Sayfalar

6 Haziran 2010 Pazar

• bruce lee izleyen niyetler ile onu icra eden keratalar

notos dergisinin blog sayfasında kötü geçen son dergi satışlarından sonra "Neredesin, Ey Okur?" başlıklı bir yazı yayınlanmış. yazı muhtemelen semih gümüş'ün. kimin yazdığı çok önemli değil ama memet fuat'ın yanında yetişmiş birisinin 2010 yılında geçmişteki onca örnekten hiç bir şey anlamayarak yazdığı bu serzenişi çok tuhaf geliyor.  işe yeni başlamış bir insanın hayal kırıklığına benzer şeyler okumak sıkıntı verici.

türkiye'de okurdan çok pazarlamacı olduğunu söylemek suç değil sanırım. notos pazarlamacısı olmadan orada yapamayacağını çok bilmiyor sanırım. bu da "para" demek.

ayrıca türkiye de okumak diye bir düzenlilik yoktur daha çok okumak denilen bir moda vardır. modaya göre okunur yazılır. sonra her on yılda bir bu moda yaşlanan kuşakla alır başını gider. yenileri daha iyi ve gelişkin olanla geldiklerini söyleyerek kendi bayraklarını dikerler. çok bir kimse bu modalar arasında dikey bir okuma yapmaz. bu modalara uymuyorsanız yada ayarı tuturamıyorsanız dışarı düşmeniz mümkündür. uğraşırsanız belki bu modaları belirleyenlerden de olabilirsiniz. bir dönem bu modanın çokta kötü olmayan bir türevini enis batur'lu yky yaptı. şimdi ise fazlası ile dağınık görünüyor.
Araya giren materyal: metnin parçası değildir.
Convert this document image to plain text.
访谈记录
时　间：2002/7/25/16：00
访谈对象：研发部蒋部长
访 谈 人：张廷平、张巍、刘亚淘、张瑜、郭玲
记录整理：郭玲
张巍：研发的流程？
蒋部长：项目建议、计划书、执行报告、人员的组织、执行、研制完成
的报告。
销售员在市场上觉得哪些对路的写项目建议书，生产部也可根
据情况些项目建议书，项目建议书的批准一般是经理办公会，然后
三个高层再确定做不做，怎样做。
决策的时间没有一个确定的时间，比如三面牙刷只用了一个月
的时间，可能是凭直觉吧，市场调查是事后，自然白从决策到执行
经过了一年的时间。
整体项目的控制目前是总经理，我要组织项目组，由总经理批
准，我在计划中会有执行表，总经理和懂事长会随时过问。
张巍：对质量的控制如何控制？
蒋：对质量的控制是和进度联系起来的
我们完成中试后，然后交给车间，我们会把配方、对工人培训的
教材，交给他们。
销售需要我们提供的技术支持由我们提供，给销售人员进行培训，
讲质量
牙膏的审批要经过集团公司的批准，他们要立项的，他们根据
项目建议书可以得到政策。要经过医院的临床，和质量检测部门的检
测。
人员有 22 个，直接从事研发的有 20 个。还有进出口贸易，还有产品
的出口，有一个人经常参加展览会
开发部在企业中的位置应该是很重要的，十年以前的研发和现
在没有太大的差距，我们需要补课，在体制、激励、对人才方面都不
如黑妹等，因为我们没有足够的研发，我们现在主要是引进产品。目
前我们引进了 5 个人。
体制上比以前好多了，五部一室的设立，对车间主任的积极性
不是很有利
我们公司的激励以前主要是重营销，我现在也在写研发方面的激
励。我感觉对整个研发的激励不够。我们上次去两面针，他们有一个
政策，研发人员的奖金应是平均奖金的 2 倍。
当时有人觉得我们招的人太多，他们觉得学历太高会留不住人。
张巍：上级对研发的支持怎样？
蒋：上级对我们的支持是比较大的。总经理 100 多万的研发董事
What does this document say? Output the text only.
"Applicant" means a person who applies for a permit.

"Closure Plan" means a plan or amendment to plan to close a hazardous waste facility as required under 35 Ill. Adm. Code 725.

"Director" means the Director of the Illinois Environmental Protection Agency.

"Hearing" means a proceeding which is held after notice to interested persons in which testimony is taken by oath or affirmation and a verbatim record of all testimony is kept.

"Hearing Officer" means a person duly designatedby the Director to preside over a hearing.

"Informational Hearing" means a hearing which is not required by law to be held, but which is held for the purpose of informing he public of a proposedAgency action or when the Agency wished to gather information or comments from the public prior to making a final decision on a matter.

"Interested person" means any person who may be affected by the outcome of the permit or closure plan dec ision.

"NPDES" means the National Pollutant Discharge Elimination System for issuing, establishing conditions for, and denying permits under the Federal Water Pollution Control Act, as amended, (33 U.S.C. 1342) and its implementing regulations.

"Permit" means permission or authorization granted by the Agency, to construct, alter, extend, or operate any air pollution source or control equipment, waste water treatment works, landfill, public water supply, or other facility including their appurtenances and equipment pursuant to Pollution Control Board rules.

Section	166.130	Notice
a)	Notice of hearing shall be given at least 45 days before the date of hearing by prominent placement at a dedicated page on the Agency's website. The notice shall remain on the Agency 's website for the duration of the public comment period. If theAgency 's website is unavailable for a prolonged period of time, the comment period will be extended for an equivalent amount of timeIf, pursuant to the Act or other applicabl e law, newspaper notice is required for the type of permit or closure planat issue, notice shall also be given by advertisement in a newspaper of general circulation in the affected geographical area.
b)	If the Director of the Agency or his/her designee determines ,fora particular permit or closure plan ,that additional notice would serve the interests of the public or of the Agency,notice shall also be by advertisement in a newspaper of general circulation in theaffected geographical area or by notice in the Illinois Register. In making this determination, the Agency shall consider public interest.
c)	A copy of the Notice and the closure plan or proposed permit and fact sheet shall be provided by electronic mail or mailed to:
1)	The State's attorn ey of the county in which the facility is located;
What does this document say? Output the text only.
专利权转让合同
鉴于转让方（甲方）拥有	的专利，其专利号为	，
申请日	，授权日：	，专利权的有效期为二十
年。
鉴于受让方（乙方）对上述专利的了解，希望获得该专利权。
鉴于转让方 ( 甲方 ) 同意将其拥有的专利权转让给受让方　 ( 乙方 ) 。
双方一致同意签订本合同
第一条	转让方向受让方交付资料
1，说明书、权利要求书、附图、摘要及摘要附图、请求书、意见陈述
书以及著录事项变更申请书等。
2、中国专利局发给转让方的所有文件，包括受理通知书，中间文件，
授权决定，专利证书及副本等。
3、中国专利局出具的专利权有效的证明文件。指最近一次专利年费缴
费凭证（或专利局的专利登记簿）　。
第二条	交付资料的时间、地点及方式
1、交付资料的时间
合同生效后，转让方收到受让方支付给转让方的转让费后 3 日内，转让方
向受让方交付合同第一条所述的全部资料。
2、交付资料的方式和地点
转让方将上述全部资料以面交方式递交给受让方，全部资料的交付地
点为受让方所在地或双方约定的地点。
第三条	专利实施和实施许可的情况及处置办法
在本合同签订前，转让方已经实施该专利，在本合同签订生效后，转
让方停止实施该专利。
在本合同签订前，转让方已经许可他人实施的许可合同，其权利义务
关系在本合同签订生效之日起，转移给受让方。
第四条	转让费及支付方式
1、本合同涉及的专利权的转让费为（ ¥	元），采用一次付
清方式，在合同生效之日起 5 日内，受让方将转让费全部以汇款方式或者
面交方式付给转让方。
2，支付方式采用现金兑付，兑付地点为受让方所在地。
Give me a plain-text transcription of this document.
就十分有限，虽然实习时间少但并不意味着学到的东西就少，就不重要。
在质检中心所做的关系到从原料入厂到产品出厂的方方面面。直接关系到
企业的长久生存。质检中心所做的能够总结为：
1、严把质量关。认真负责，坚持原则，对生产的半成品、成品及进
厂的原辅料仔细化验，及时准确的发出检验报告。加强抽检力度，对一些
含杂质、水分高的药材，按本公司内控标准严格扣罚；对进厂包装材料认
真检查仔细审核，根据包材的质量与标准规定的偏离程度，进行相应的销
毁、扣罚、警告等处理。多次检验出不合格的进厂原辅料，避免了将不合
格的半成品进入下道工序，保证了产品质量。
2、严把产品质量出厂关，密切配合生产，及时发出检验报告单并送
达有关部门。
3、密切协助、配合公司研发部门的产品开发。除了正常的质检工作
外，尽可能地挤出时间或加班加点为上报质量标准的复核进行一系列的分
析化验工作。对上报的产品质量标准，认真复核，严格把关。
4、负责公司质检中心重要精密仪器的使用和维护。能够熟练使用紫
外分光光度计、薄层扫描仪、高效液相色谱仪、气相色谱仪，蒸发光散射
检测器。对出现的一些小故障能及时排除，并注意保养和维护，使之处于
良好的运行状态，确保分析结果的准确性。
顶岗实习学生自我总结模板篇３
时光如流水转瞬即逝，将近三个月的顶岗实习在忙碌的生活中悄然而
bu okuma modunu siyaset belirledi, akademi belirledi, yayınevleri ve dergiler belirledi, 'ünlü' yazarlar belirledi, şimdi ise ortada güçlü bir belirleyen yoksa da bir okuma tutarlılığı vardır. bu okuma tutarlılığı kişilerin "okumaya" başladıkları noktadan devam ederek sürüyor. bu okur kitlesi fazlası ile girdikleri kanalların çok dışına çıkamadıkları gibi açıkçası "umut"ta vaadetmiyorlar. okumakla ilgili bir insan / öğrenci  olduğunu düşünüp kendi tercihi ile bir tane bile süreli yayın takip etmeyen insanları barındıran bir ülkeden çok şey beklenmez sanırım. bu tarz insanı fazlası ile bulabileceğiniz bir ülkede yaptığınız işi "saldım çayıra mevlam kayıra" düşüncesi ile yaparsanız bu battığınızın en önemli işaretidir.

darbe sonrası 80 - 90 - 2000'li yıllardan 5 farklı okur tipi bulabilseydik ne demek istediğim daha iyi anlaşılabilirdi. sabitler her zaman olmakla birlikte dönemin yazarları da bir o kadar vardır. türkiye 2000'lerin başındaki okunan yazarları anımsadığımda bir geçiş vardı. özellikle akademinin yeni keşfettiği yada 90'lardan itibaren zikrettiği isimleri belli bir okur kitlesine sahip olmuştu. ama bu kitle hiç bir şeyi beğenmeme dışında çok az yazıp çizen takip eden insan bıraktı. kitapçılık yaptığımda bunu daha çok gördüm. sevindiğim şey okumayı seven çoğu insan için edebiyat hala önemliydi. okunmamaktan şikayet eden  bir toplam aynı zamanda yeşermeyi yaratacak olan her türlü "bestseller" olayına da karşı çıktılar. onlara çok "kitsch" geldi. sonuçta insanlar okumaya bir yerden başlamalı ve bu her zaman kendinizin bile yer yer anlamadığı zorlandığı kitaptan olmaması kadar normal bir şey yoktur. kimi "çılgın türkler"i, kimi "100 temel eser"i okur.  vahimi ise sıradan olduklarını düşündükleri örneklere karşı çıkanların bir süre sonra onların taktiklerini denemesiydi. fotokopi ile bile yapılabilecek bir işin bu kadar ciddiyete batması yazının yerini aptalca reklam soytarılıklarının alması demekti öyle de oldu.

En nihayetinde niyetimiz değil icraatımız görünür ve genelde icra edilenlerle niyetler arasında olmayan mantıksal bağdan dolayı icraatla batırılmış "iyi" niyetlerimiz denizin derinliklerine doğru yol alır.

bruce lee izleyip onun gibi dövüş sanatlarını öğrenmeye niyetlenirseniz icraanızda aslında bunun öyle olmadığını anlmanızda gecikmez ama zaman geçmiştir tabi. kırılan kol bacak yanınıza kar kalır.